Aber wäre eine Zusammenarbeit der drei Klubs nicht zielführender als die Konkurrenzsituation? Also eine gemeinsame Mannschaft statt drei Teams? „Ich finde, ein FC Euskirchen, bestehend aus drei, vielleicht sogar vier Vereinen, könnte attraktiv und auch gewinnbringend sein“, denkt Yavuz. Mit Verantwortlichen von Türk Gencligi hätten auch schon Gespräche stattgefunden. Den Verein kennt er wie seine Westentasche, hat er ihn nach der durch das Bezirkssportgericht auferlegten Zwangspause wieder von null aufgebaut – wie nun den ETSC.

„Viele Jungs hatten Interesse, wieder in meinem Team zu spielen“, sagt er, weshalb allein fünf Spieler von seinem alten zum neuen Klub wechseln. Aktiv angefragt habe er bei Türk Gencligi aber nicht, das verbiete der Respekt.
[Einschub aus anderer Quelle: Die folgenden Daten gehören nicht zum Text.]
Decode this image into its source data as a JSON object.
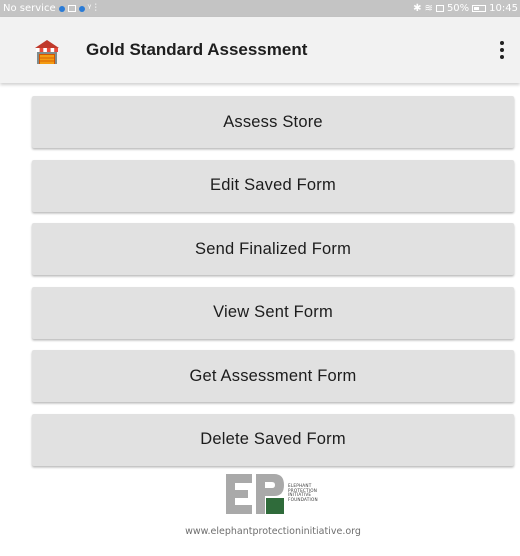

An einer Fusion mit Inter Euskirchen bestehe kein Interesse. „Sie möchten gern den Durchmarsch in die Kreisliga A schaffen. Das ist auch nicht unrealistisch. Ich wünsche dem Verein viel Erfolg dabei“, so Yavuz.

Klar ist: Ein Fußballverein muss auf Nachhaltigkeit setzen. Ohne Jugendarbeit ist man ansonsten immer auf Transfers angewiesen. Das weiß auch Salih Yavuz. „Das Thema Nachwuchs ist mein Riesenwunsch. Der größte eigentlich“, sagt er. Es habe Anfragen von Trainern gegeben, die mit ihren Bambini- und F-Jugend-Teams zum ETSC wechseln wollten. Aber Yavuz will keinen Schnellschuss, sondern zieht ein durchdachtes Konzept vor.

„Ich möchte innerhalb der nächsten Jahre wieder eine funktionierende Jugendfußball-Kultur beim ETSC aufbauen, die nicht leistungsorientiert sein muss. Der Spaß am Spiel soll im Vordergrund stehen“, erklärt er. Dazu brauche es aber mehr Unterstützer mit „Kopf, Erfahrung, Idee und Zeit“. Aktuell sei der ETSC im Fußball eine One-Man-Show, das dürfe kein Dauerzustand sein. Denn Trainer, Abteilungsleiter, Betreuer und Spieler in einer Person – „das könnte sogar für mich auf Dauer zu viel sein“, gibt Yavuz zu.